County’s cotton crop may be best in 3 years

Published 12:22 am Thursday, October 2, 2008

It’s shaping up to be a “widespread exceptional” cotton crop for Covington County and other areas around the state, according to William Birdsong, an agronomist for Auburn Extension Cooperative.

Birdsong, who is assigned to cover the southeast Alabama region including Covington County, attributes the late summer rains with abundance of the cotton crop this year.

Alabama’s cotton crop showed signs of improvement during the past week, Birdsong said. Nearly half was reported in good to excellent condition. Producers have just begun to crank up their cotton pickers and strippers for this year’s harvest. Progress was well behind last year because wet fields delayed planting in many areas this spring.

“But, hey — we’re not complaining about the rain,” Birdsong said. “At the beginning of the summer, there were areas that were hard hit by the drought. Northeast Alabama was especially hard hit.

“But basically, I’d say that this year’s crop is a better looking crop than we’ve had in the last three years,” he said.

Birdsong said he wouldn’t go so far as to classify the yields as a “bumper crop” but as a whole, many farmers are being slightly surprised at the results.

“I think that can be attributed to the rain that we got in June, July and August,” he said. “The crop needs the rain earlier in the spring to get up to a full stand. If it can do that, the crop can handle dry conditions until June or so.

“It’s through June and August that the crop really begins to grow,” he said. “That’s the time when the plant needs the most water.”

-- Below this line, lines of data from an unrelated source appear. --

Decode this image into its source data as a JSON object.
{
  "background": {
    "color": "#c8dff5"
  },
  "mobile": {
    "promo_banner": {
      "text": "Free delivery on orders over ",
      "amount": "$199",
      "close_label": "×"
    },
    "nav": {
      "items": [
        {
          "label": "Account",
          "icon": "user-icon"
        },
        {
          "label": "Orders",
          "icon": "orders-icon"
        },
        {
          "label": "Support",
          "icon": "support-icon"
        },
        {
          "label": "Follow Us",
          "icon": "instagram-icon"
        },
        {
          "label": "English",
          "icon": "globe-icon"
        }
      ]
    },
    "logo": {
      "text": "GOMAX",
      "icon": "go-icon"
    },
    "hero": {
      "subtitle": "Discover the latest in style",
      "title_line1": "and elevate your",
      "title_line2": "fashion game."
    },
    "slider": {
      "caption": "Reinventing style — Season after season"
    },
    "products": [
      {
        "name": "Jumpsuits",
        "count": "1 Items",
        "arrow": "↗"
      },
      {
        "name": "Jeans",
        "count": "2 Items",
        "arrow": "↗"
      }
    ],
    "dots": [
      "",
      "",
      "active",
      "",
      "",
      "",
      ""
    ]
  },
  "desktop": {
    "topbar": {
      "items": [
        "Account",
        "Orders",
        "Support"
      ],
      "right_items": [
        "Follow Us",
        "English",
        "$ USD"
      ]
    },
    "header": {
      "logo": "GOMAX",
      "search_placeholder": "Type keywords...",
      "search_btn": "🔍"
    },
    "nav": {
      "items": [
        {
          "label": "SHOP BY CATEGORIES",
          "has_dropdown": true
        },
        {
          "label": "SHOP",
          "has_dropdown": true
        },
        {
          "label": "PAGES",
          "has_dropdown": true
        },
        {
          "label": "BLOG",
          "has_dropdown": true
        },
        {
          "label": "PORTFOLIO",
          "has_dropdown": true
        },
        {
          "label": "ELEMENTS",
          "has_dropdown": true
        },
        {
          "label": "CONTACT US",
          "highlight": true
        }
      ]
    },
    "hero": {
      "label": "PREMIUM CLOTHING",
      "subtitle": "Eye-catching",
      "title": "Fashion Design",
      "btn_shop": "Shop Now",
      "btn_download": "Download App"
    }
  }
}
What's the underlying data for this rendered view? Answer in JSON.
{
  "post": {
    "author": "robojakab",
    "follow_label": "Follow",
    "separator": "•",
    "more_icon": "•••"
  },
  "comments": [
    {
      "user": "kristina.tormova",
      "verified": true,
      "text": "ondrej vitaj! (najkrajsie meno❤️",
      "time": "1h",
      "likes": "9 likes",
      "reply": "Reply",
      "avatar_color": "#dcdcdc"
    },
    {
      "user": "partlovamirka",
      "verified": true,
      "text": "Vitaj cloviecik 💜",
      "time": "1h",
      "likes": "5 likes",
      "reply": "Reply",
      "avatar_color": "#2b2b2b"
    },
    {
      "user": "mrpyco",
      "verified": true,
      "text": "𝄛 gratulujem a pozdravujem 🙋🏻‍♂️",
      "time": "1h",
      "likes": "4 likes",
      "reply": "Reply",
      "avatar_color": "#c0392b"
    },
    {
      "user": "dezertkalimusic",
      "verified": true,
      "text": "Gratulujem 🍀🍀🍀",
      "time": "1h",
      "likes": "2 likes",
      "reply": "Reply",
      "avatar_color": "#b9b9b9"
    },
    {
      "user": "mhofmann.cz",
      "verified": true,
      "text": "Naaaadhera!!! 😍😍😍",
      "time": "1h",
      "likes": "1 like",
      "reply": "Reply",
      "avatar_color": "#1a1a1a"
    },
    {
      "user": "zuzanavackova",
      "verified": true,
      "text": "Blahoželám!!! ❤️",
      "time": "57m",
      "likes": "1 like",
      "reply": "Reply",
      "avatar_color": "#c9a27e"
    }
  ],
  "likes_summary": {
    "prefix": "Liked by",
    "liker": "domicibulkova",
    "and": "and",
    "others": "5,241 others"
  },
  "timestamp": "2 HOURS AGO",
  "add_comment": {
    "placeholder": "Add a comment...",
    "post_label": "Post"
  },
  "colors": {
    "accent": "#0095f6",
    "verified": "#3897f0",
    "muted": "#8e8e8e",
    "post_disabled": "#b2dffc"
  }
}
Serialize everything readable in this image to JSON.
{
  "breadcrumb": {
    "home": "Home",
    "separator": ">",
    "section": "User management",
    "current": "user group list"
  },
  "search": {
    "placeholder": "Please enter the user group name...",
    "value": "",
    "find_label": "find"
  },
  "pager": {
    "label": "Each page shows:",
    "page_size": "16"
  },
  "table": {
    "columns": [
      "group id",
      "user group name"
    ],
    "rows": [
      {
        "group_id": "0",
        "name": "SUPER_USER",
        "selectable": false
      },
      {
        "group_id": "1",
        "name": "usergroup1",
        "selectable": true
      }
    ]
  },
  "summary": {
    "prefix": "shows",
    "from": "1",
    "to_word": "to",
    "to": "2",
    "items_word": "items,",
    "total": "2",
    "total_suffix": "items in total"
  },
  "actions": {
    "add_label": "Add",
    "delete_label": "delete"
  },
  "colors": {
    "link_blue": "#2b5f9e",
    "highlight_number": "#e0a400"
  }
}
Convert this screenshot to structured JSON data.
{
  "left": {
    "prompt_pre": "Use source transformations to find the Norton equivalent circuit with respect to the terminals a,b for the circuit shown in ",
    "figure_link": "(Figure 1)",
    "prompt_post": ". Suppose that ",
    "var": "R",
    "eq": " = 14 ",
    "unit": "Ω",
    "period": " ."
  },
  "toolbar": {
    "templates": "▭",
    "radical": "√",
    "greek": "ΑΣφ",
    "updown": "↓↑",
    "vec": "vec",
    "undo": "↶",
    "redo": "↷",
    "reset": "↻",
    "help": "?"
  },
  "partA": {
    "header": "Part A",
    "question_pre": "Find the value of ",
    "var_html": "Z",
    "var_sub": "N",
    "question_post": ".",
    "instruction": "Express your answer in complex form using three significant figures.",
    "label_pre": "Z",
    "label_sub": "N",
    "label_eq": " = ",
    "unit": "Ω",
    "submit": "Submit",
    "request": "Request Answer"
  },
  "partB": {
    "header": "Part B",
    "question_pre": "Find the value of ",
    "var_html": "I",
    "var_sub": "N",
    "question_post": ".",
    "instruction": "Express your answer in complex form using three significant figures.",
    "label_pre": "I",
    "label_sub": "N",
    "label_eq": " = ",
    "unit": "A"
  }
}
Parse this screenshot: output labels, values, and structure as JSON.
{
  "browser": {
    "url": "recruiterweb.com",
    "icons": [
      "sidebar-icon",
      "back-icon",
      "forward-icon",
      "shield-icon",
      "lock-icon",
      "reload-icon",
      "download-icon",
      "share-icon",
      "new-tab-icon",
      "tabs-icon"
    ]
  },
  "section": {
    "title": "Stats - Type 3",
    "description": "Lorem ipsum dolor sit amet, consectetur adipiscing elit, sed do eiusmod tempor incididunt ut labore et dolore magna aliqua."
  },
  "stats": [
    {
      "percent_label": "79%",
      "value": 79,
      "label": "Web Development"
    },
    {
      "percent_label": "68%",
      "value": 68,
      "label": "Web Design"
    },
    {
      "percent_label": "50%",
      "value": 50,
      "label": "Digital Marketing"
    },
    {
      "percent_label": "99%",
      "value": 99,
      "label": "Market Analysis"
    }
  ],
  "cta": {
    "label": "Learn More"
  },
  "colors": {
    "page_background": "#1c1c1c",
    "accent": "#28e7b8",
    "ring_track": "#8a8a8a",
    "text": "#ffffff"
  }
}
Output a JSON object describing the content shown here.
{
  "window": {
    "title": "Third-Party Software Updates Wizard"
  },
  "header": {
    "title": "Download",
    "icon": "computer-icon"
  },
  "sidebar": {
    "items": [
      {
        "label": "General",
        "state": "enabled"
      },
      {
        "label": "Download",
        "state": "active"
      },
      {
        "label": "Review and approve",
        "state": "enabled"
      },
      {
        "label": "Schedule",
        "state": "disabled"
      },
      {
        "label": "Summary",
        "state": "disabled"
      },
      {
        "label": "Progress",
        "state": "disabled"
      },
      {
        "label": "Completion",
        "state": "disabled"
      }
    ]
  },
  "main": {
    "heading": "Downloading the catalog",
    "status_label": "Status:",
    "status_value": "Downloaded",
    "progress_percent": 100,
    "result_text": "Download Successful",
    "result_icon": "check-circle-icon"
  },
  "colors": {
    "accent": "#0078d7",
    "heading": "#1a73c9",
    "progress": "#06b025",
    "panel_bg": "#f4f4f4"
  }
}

However, while the prognosis for the cotton crop looks good in Covington County, there are some areas of the state that didn’t receive the needed rain.

“There were some areas up north that didn’t even get one inch of rain in July, which is a month where typically there is four to five inches of rainfall,” he said.

Just under 1 percent of the state was categorized as suffering from severe drought conditions with 17.2 percent of the state classified in a moderate drought, and 40.7 percent was abnormally dry, according to the U.S. Drought Monitor released for Sept. 16, 2008.

“That bit we got around Aug. 10 and 11, really help pull the yield back up, but in some places the damage was done,” Birdsong said. “I said in July we had the potential for a widespread exceptional crop, and I think we do.”

Birdsong said Covington County has a good crop of cotton, and farmers are beginning to see the exact picture of their crop as harvesting begins.

“I was just down there last week visiting Joey Holtz’s farm,” he said. “It’s looking good down there, real good.”

However, one area of concern farmers have is their ability to make a profit when it comes time to see their goods and local farmers may be reluctant to say just how good of a crop they might have, he said.

“I can tell you a lot are reluctant,” he said. “There are so many variables that can factor into profit. You don’t know the hand you’re going to be dealt — you’ve got to factor in the weather, the cost of fuel, fertilizer. Just because you put a crop in the ground doesn’t mean you’re going to make a profit. It’s just hard to say until it’s sold and the check has cleared the bank.”

“It’s a worrisome time to sell,” he said. “Some farmers are lucky and they have a contract that establishes a guaranteed price when they go to sell, but there are others who don’t or who have already met their quota.”